The issues of education programmes and awareness are of great importance. The Minister for Justice, Deputy McEntee, has undertaken, with Jackie Fox, to bring in a plan of awareness in education to highlight the importance of the consequences of what people may be doing in terms of bullying and harassment, as well as the existence of this Bill and its importance and to raise that bar in education and awareness. The Garda is also updating its schools programme to reflect the law in this area.
Senator Boylan referred to Garda resources. Significant funding for the Garda National Cyber Crime Bureau was announced this year. It will be established with four divisional hubs dealing with cybercrime. In addition, I refer to the roll-out the divisional protection services units that deal with domestic and sexual crimes. Significant investment is under way that will help to address the issues dealt with within this Bill.
I acknowledge Senator Ruane's very personal strength in coming in here. She is correct that this is about a cultural change and is not simply about passing legislation. We need to address the underlying issues whereby people feel free to carry on in some of the ways they do. It is about information and education on consent and on harmful communications. I acknowledge the Senator's comments in that regard.
On section 4, Senator McDowell suggested the inclusion of "grossly offensive" might be overreach. It is deliberately constructed in order that it does not simply address intimate images or sexual offences and that it does actually address grossly offensive messages in and of themselves. Senator Ruane referred to the incident involving Jackie Griffin on the M50 and mentioned her family. I would hope that such activity would be covered under this section. It is deliberately crafted in that manner and in that sense.
Senator Mullen raised an issue whereby section 2 did not mention recording. That is because the penalty so high and the issue there is one of proportionality. It is in section 3. On medical harm, I note that the sharing of images by a medical professional, if it is within the consent of the patient, will not be an offence. If it is outside of the outside of the consent of the patient, then it will be an offence.
Senator Mullen raised the saver for the Garda Síochána in section 3.That is there because "intention" is not a requirement for that offence, and so will not affect An Garda Síochána in dealing with that issue.

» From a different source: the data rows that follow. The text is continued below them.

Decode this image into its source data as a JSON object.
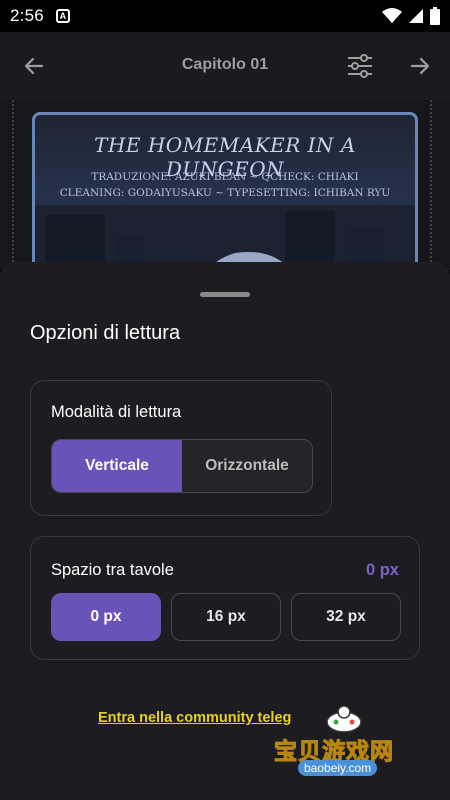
{
  "status_bar": {
    "time": "2:56",
    "notification_icon": "a-box-icon",
    "right_icons": [
      "wifi-icon",
      "signal-icon",
      "battery-icon"
    ]
  },
  "app_bar": {
    "chapter_title": "Capitolo 01",
    "back_icon": "arrow-left-icon",
    "settings_icon": "sliders-icon",
    "next_icon": "arrow-right-icon"
  },
  "comic": {
    "title": "THE HOMEMAKER IN A DUNGEON",
    "credit_line_1": "TRADUZIONE: AZUKI BEAN ~ QCHECK: CHIAKI",
    "credit_line_2": "CLEANING: GODAIYUSAKU ~ TYPESETTING: ICHIBAN RYU"
  },
  "sheet": {
    "title": "Opzioni di lettura",
    "reading_mode": {
      "label": "Modalità di lettura",
      "options": [
        "Verticale",
        "Orizzontale"
      ],
      "selected": "Verticale"
    },
    "page_spacing": {
      "label": "Spazio tra tavole",
      "value": "0 px",
      "options": [
        "0 px",
        "16 px",
        "32 px"
      ],
      "selected": "0 px"
    },
    "community_link": "Entra nella community teleg"
  },
  "watermark": {
    "text": "宝贝游戏网",
    "url": "baobeiy.com"
  },
  "colors": {
    "accent": "#6a53b8",
    "link": "#e6d21a",
    "sheet_bg": "#1d1c20",
    "app_bar_bg": "#1b1a1e"
  }
}
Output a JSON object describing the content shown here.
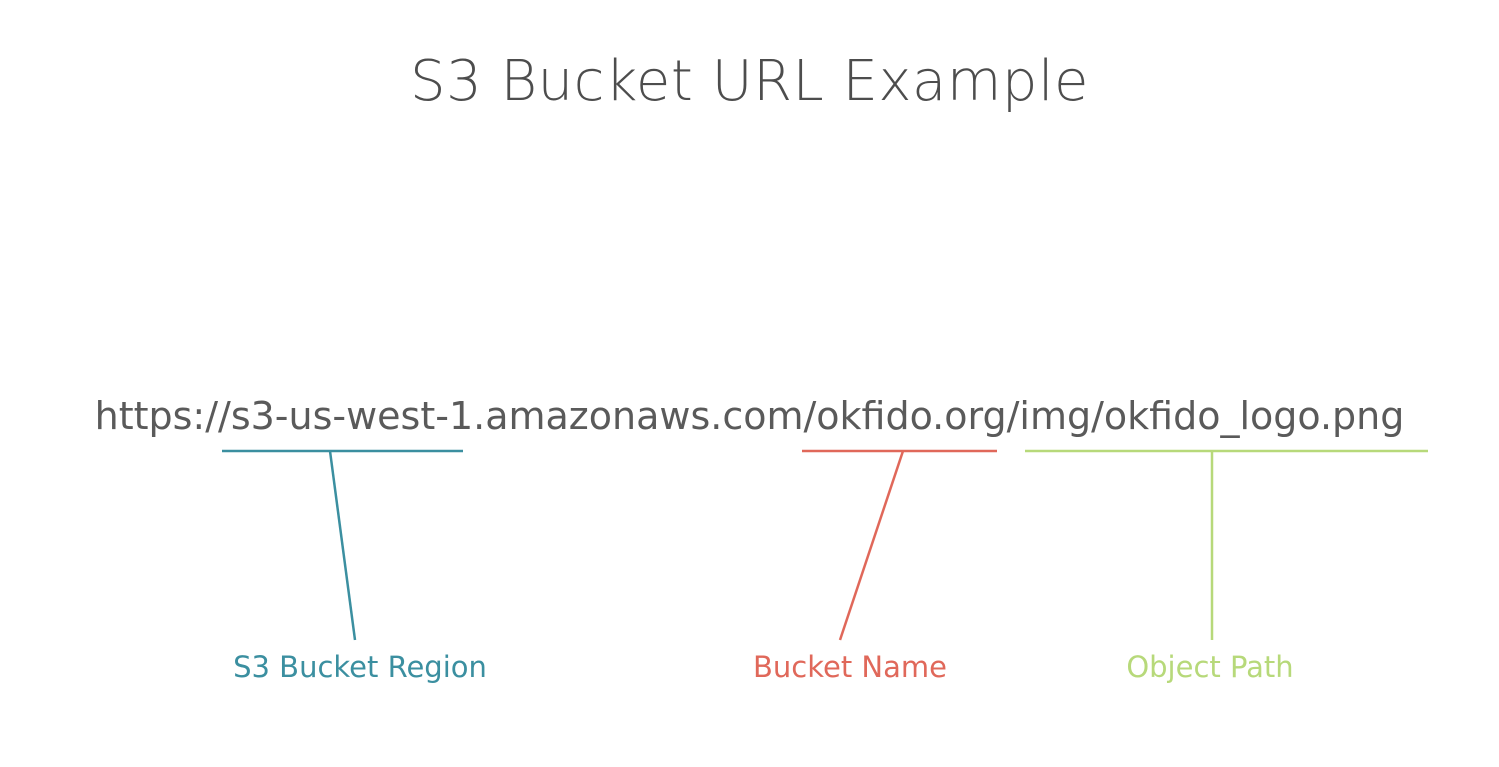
{
  "slide": {
    "title": "S3 Bucket URL Example",
    "url": "https://s3-us-west-1.amazonaws.com/okfido.org/img/okfido_logo.png"
  },
  "annotations": [
    {
      "label": "S3 Bucket Region",
      "color": "#3b8fa0"
    },
    {
      "label": "Bucket Name",
      "color": "#e0685a"
    },
    {
      "label": "Object Path",
      "color": "#b7d97a"
    }
  ]
}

In some ways, these issues should have been addressed long before now. There has been much discussion and consideration given to this. Jackie Fox was determined to address the issues that significantly impacted on her daughter Nicole. I met Jackie several times over the past number of years. I met her in October in the Department of Justice and the senior Minister, Deputy McEntee, met her on a separate occasion. No parent should ever have to bury a child. My parents did and many parents have had to unfortunately, but when one loses a child in the circumstances that Jackie Fox did, this can only compound that grief. When a person loses someone who is very close to him or her, he or she never gets over it but learns to live with that grief. One thing, in particular, that Jackie said to me, and it stuck with me, was that she had not allowed herself to even begin to grieve and that she would not allow herself to do so until this Bill had passed into law. I certainly hope that if this Bill does go through today, Jackie can allow herself to begin to grieve for the loss of Nicole.